Three Exceptional Black Women Won The MacArthur 'Genius Grant' Fellowship
Being Black has never been easy, and today, as we deal with such divisiveness in our country, it does not look like it will get easier any time soon. But we have seen progress over the years, and in May, with George Floyd’s death, some industries decided to hold up a mirror to the issues which have plagued us for centuries and wipe off the blemishes which tarnished the beauty of their particular industry.
The publishing industry is one that has committed to diversifying the world of publishing in ways that have not historically been the case. Progress is what we fight for, what we keep our eye out for — and if we don’t, we should. Last week, there was more progress made for three Black storytellers.
It came by way of the MacArthur Foundation, who awarded three writers, Tressie McMillan Cottom, N.K. Jemisin, and Jacqueline Woodson, and other scholars of color. Unofficially called the “genius awards,” recipients are encouraged to pursue “their own creative, intellectual, and professional inclinations,” as scholars.
Awards were given based on three criteria, per the MacArthur Foundation: “1) Exceptional creativity 2) Promise for important future advances based on a track record of significant accomplishments 3) Potential for the Fellowship to facilitate subsequent creative work.” The Foundation also states: “Language itself is radical.
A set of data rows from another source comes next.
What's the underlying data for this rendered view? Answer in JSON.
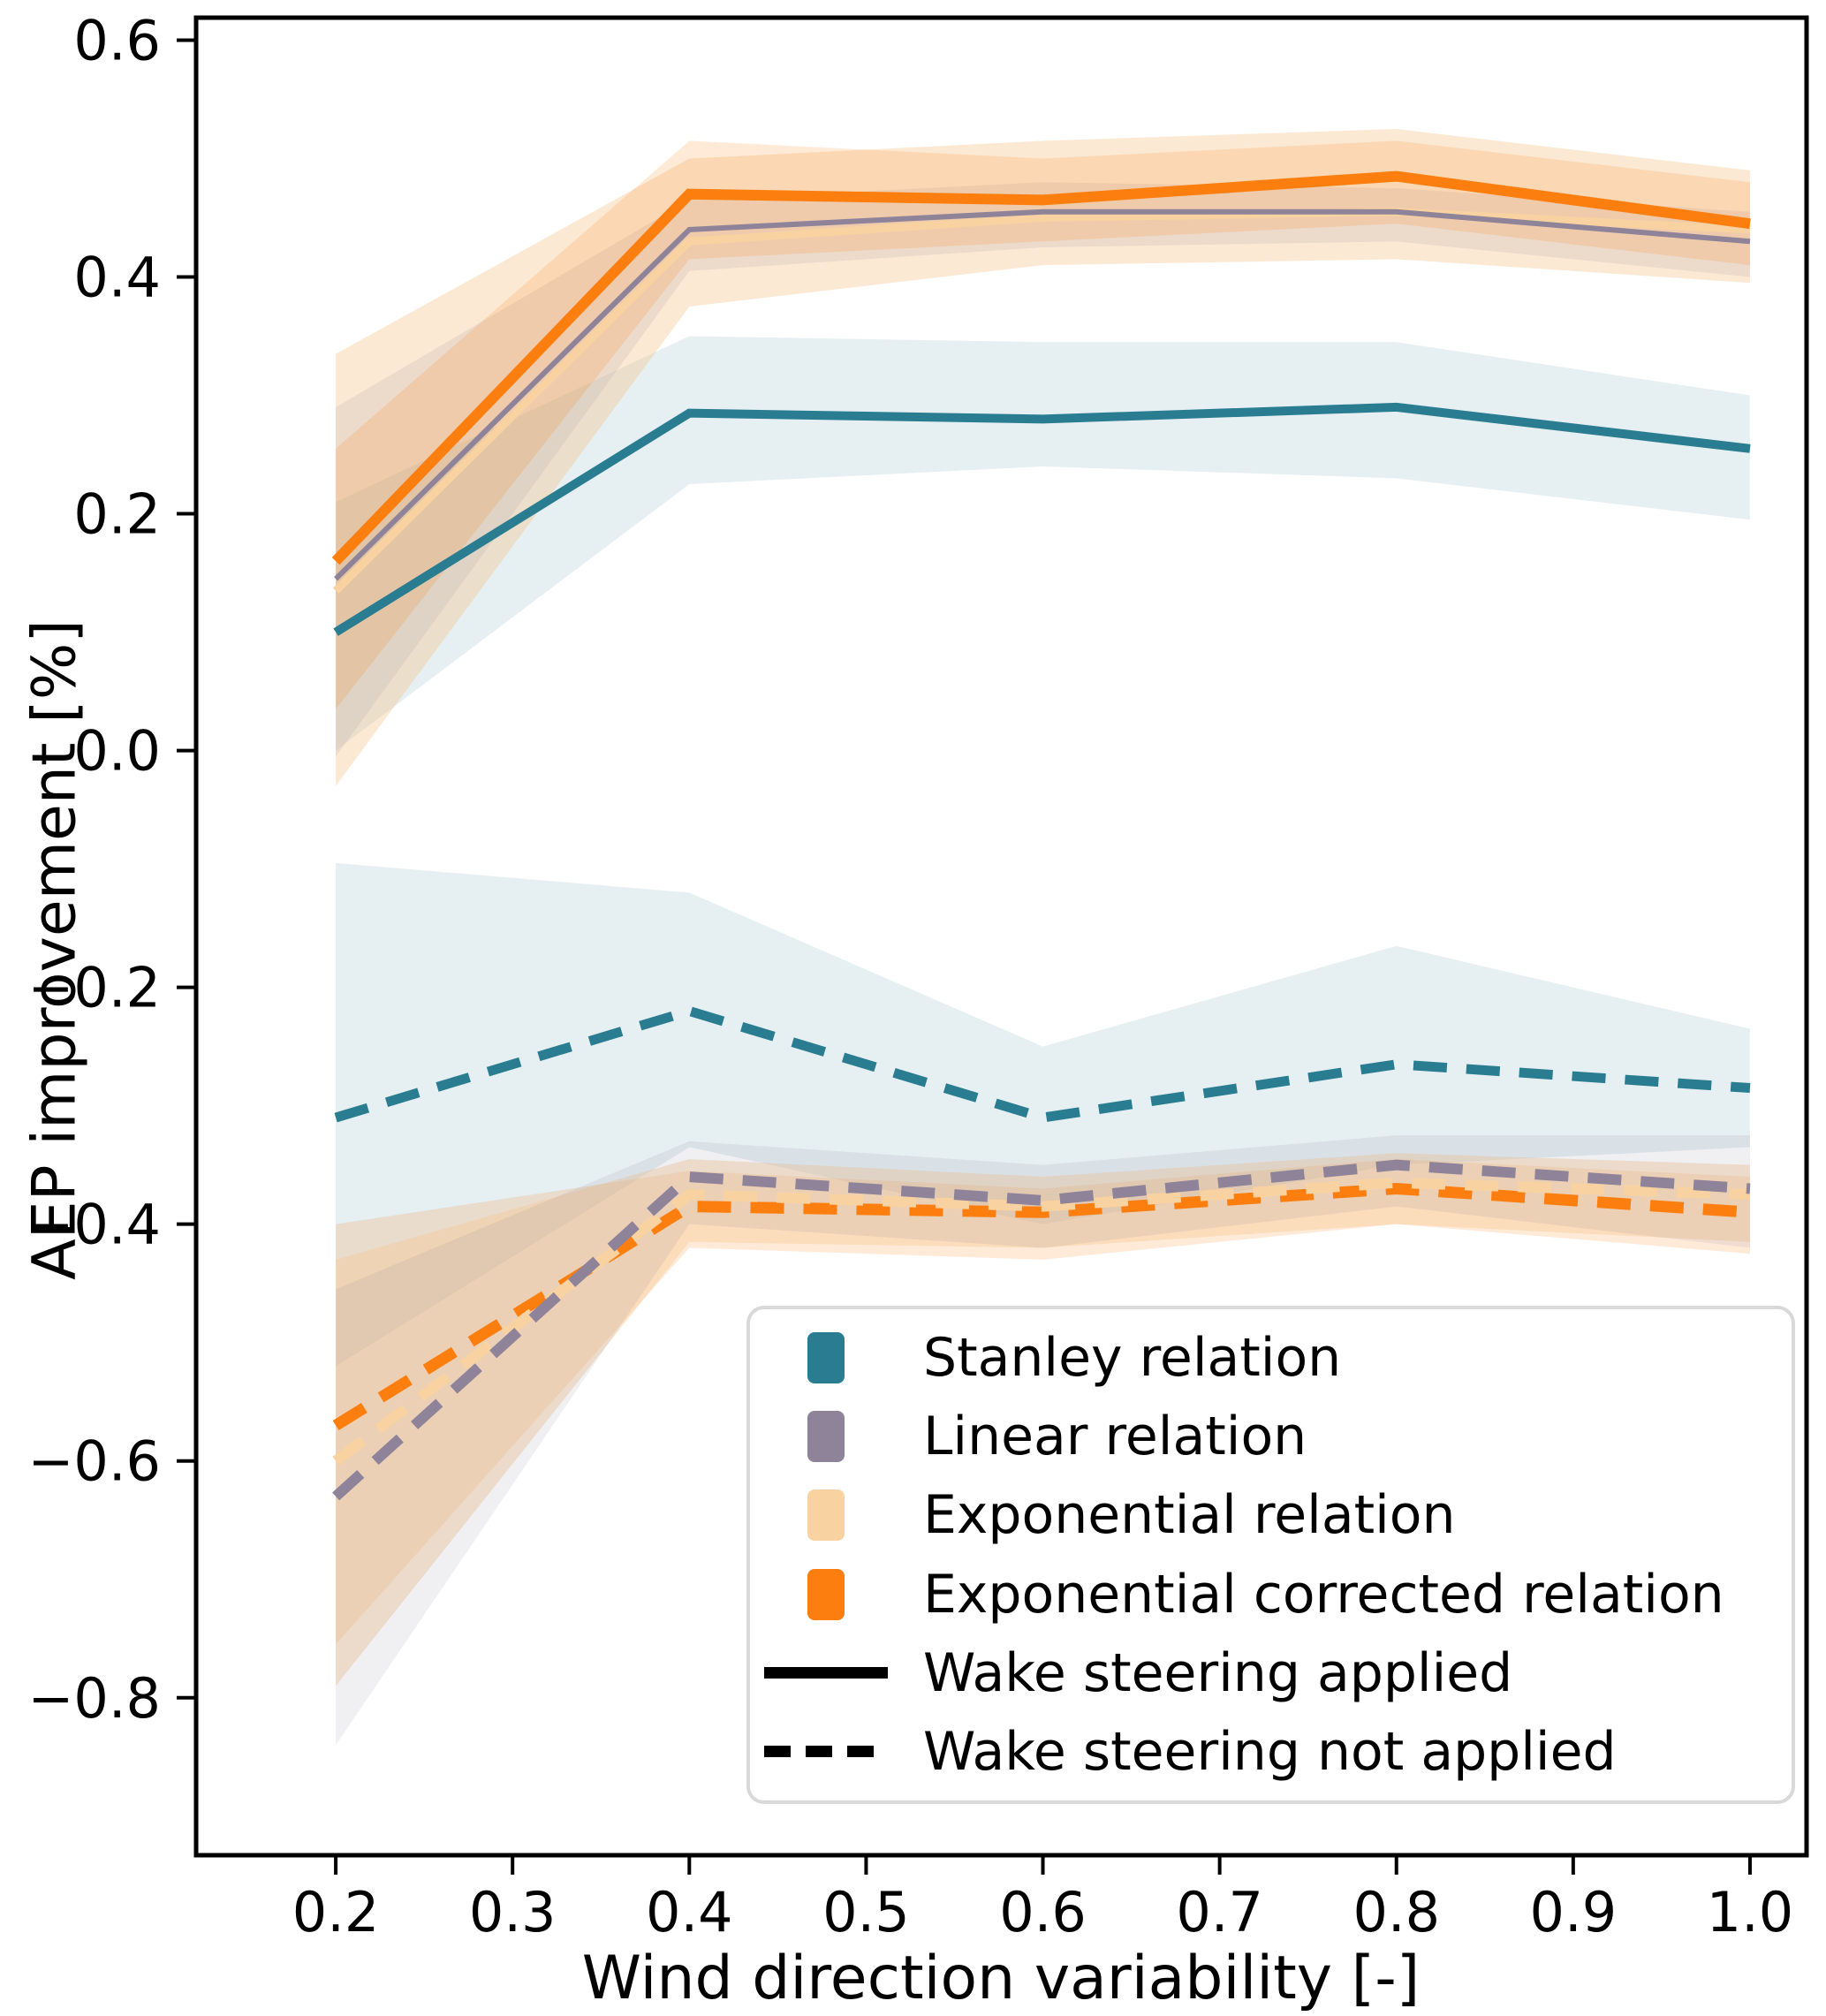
{
  "chart_data": {
    "type": "line",
    "title": "",
    "xlabel": "Wind direction variability [-]",
    "ylabel": "AEP improvement [%]",
    "x": [
      0.2,
      0.4,
      0.6,
      0.8,
      1.0
    ],
    "x_ticks": [
      0.2,
      0.3,
      0.4,
      0.5,
      0.6,
      0.7,
      0.8,
      0.9,
      1.0
    ],
    "x_tick_labels": [
      "0.2",
      "0.3",
      "0.4",
      "0.5",
      "0.6",
      "0.7",
      "0.8",
      "0.9",
      "1.0"
    ],
    "y_ticks": [
      0.6,
      0.4,
      0.2,
      0.0,
      -0.2,
      -0.4,
      -0.6,
      -0.8
    ],
    "y_tick_labels": [
      "0.6",
      "0.4",
      "0.2",
      "0.0",
      "−0.2",
      "−0.4",
      "−0.6",
      "−0.8"
    ],
    "xlim": [
      0.121,
      1.032
    ],
    "ylim": [
      -0.933,
      0.619
    ],
    "grid": false,
    "legend_position": "lower right",
    "colors": {
      "stanley": "#2a7d91",
      "linear": "#8e8398",
      "exponential": "#f8d2a0",
      "exponential_corrected": "#fc7e0f",
      "legend_border": "#d9d9d9",
      "spine": "#000000"
    },
    "series": [
      {
        "name": "Stanley relation (wake steering applied)",
        "relation": "Stanley relation",
        "steering": "applied",
        "color": "#2a7d91",
        "style": "solid",
        "width": 10,
        "band_color": "#4b8ea0",
        "band_opacity": 0.14,
        "values": [
          0.1,
          0.285,
          0.28,
          0.29,
          0.255
        ],
        "band_upper": [
          0.21,
          0.35,
          0.345,
          0.345,
          0.3
        ],
        "band_lower": [
          0.0,
          0.225,
          0.24,
          0.23,
          0.195
        ]
      },
      {
        "name": "Exponential relation (wake steering applied)",
        "relation": "Exponential relation",
        "steering": "applied",
        "color": "#f8d2a0",
        "style": "solid",
        "width": 9,
        "band_color": "#f5c58c",
        "band_opacity": 0.38,
        "values": [
          0.135,
          0.43,
          0.45,
          0.455,
          0.44
        ],
        "band_upper": [
          0.335,
          0.5,
          0.515,
          0.525,
          0.49
        ],
        "band_lower": [
          -0.03,
          0.375,
          0.41,
          0.415,
          0.395
        ]
      },
      {
        "name": "Linear relation (wake steering applied)",
        "relation": "Linear relation",
        "steering": "applied",
        "color": "#8e8398",
        "style": "solid",
        "width": 6,
        "band_color": "#8e8398",
        "band_opacity": 0.13,
        "values": [
          0.145,
          0.44,
          0.455,
          0.455,
          0.43
        ],
        "band_upper": [
          0.29,
          0.465,
          0.48,
          0.475,
          0.455
        ],
        "band_lower": [
          -0.005,
          0.405,
          0.425,
          0.43,
          0.4
        ]
      },
      {
        "name": "Exponential corrected relation (wake steering applied)",
        "relation": "Exponential corrected relation",
        "steering": "applied",
        "color": "#fc7e0f",
        "style": "solid",
        "width": 12,
        "band_color": "#fc7e0f",
        "band_opacity": 0.16,
        "values": [
          0.16,
          0.47,
          0.465,
          0.485,
          0.445
        ],
        "band_upper": [
          0.255,
          0.515,
          0.5,
          0.515,
          0.48
        ],
        "band_lower": [
          0.035,
          0.415,
          0.43,
          0.445,
          0.41
        ]
      },
      {
        "name": "Stanley relation (wake steering not applied)",
        "relation": "Stanley relation",
        "steering": "not applied",
        "color": "#2a7d91",
        "style": "dashed",
        "width": 11,
        "band_color": "#4b8ea0",
        "band_opacity": 0.14,
        "values": [
          -0.31,
          -0.22,
          -0.31,
          -0.265,
          -0.285
        ],
        "band_upper": [
          -0.095,
          -0.12,
          -0.25,
          -0.165,
          -0.235
        ],
        "band_lower": [
          -0.52,
          -0.335,
          -0.4,
          -0.35,
          -0.335
        ]
      },
      {
        "name": "Exponential corrected relation (wake steering not applied)",
        "relation": "Exponential corrected relation",
        "steering": "not applied",
        "color": "#fc7e0f",
        "style": "dashed",
        "width": 13,
        "band_color": "#fc7e0f",
        "band_opacity": 0.16,
        "values": [
          -0.57,
          -0.385,
          -0.39,
          -0.37,
          -0.39
        ],
        "band_upper": [
          -0.4,
          -0.355,
          -0.37,
          -0.345,
          -0.36
        ],
        "band_lower": [
          -0.755,
          -0.42,
          -0.43,
          -0.4,
          -0.425
        ]
      },
      {
        "name": "Exponential relation (wake steering not applied)",
        "relation": "Exponential relation",
        "steering": "not applied",
        "color": "#f8d2a0",
        "style": "dashed",
        "width": 12,
        "band_color": "#f5c58c",
        "band_opacity": 0.38,
        "values": [
          -0.6,
          -0.375,
          -0.385,
          -0.365,
          -0.375
        ],
        "band_upper": [
          -0.43,
          -0.345,
          -0.36,
          -0.34,
          -0.35
        ],
        "band_lower": [
          -0.79,
          -0.415,
          -0.42,
          -0.4,
          -0.415
        ]
      },
      {
        "name": "Linear relation (wake steering not applied)",
        "relation": "Linear relation",
        "steering": "not applied",
        "color": "#8e8398",
        "style": "dashed",
        "width": 12,
        "band_color": "#8e8398",
        "band_opacity": 0.13,
        "values": [
          -0.63,
          -0.36,
          -0.38,
          -0.35,
          -0.37
        ],
        "band_upper": [
          -0.455,
          -0.33,
          -0.35,
          -0.325,
          -0.325
        ],
        "band_lower": [
          -0.84,
          -0.4,
          -0.42,
          -0.385,
          -0.42
        ]
      }
    ],
    "legend": [
      {
        "label": "Stanley relation",
        "swatch": "#2a7d91",
        "type": "patch"
      },
      {
        "label": "Linear relation",
        "swatch": "#8e8398",
        "type": "patch"
      },
      {
        "label": "Exponential relation",
        "swatch": "#f8d2a0",
        "type": "patch"
      },
      {
        "label": "Exponential corrected relation",
        "swatch": "#fc7e0f",
        "type": "patch"
      },
      {
        "label": "Wake steering applied",
        "swatch": "#000000",
        "type": "solid-line"
      },
      {
        "label": "Wake steering not applied",
        "swatch": "#000000",
        "type": "dashed-line"
      }
    ]
  }
}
It can be used to either support or challenge the systemic racism we seek to dismantle.”
Each of the (21 total) MacArthur Foundation fellows will receive a $625,000 grant to be given over a 5-year period and used at the awardee’s discretion.
Their decision to bestow this prestigious award upon diverse people, especially to Black women, is a true example of what it means to walk the walk. It is imperative that we spend time getting to know the three Black authors whose storytelling and overall badassness have propelled them into the genius stratosphere. Their work centers around educating readers about race, equity, and inclusion — as these themes have historically lived in our society — and how they play out today.
Cottom, Jemisin, and Woodson have gifted us with their stories, stories that continue to force us to talk about the issues that are staring us in the face now around race. The work of these writers is important for us to all explore deeper, including me as a Black woman, to better understand race through the lens of the stories and realities that Jemisin, Cottom, and Woodson share.
In the world of readership, Jemisin’s work is perfect for young adults and readers interested in science fiction in which Black characters are front and center in the storyline. Cottom’s work, in particular her New York Times bestseller, Thick, brings to light beauty, Black women, and capitalism set against the backdrop of whiteness. Known for her storytelling expertise for children and young adults, Woodson’s work digs deep into societal and issues of race as often experienced by the Black community: incarceration, the civil rights movement, and other complex issues.
What inspires me most about the work of these exceptionally brilliant Black women is that they use their voices in ways that push progress for us all — not only the Black community, but society as a whole. Lisa Lucas, the executive director of the National Book Foundation, spoke with the New York Times in 2019 about Woodson’s work, stating, “I think of her as a person with very few limits, whether that’s moving between poetry and prose, whether that’s moving between adult and young reader.”
A year ago, book reviewer Rebecca Stoner said in response to Cottom’s book Thick, “Like nearly 90 percent of book reviewers, I am a white woman. I can tell you that interrogating your own life in the light of Cottom’s writings can be painful and challenging. As I was reading ‘In the Name of Beauty,’ an essay exploring how beauty standards are shaped by racism, sexism, and capitalism, I found myself asking how those standards—and the power relations they emerge from and perpetuate—have functioned in my relationships.”
Through their stories, essays, and books — their blood, sweat, and tears — we are offered pieces of them. We reap the benefits of their hard work, and the fact that they’ve received such a fantastic award should be a guiding light for all women, but particularly Black women. These authors, and others, have been given a well-deserved spotlight showcasing their voices and talents — but, more importantly, the change to continue to educate those around us about the inequality and issues that plague us as a society.
We must commit to and continue to do the hard work of sharing our stories with the world, no matter how difficult it might be to share or hear; we cannot birth progress into the world without challenge. Thanks to the MacArthur Foundation for walking with us through these challenges and supporting the work of such exceptional Black women.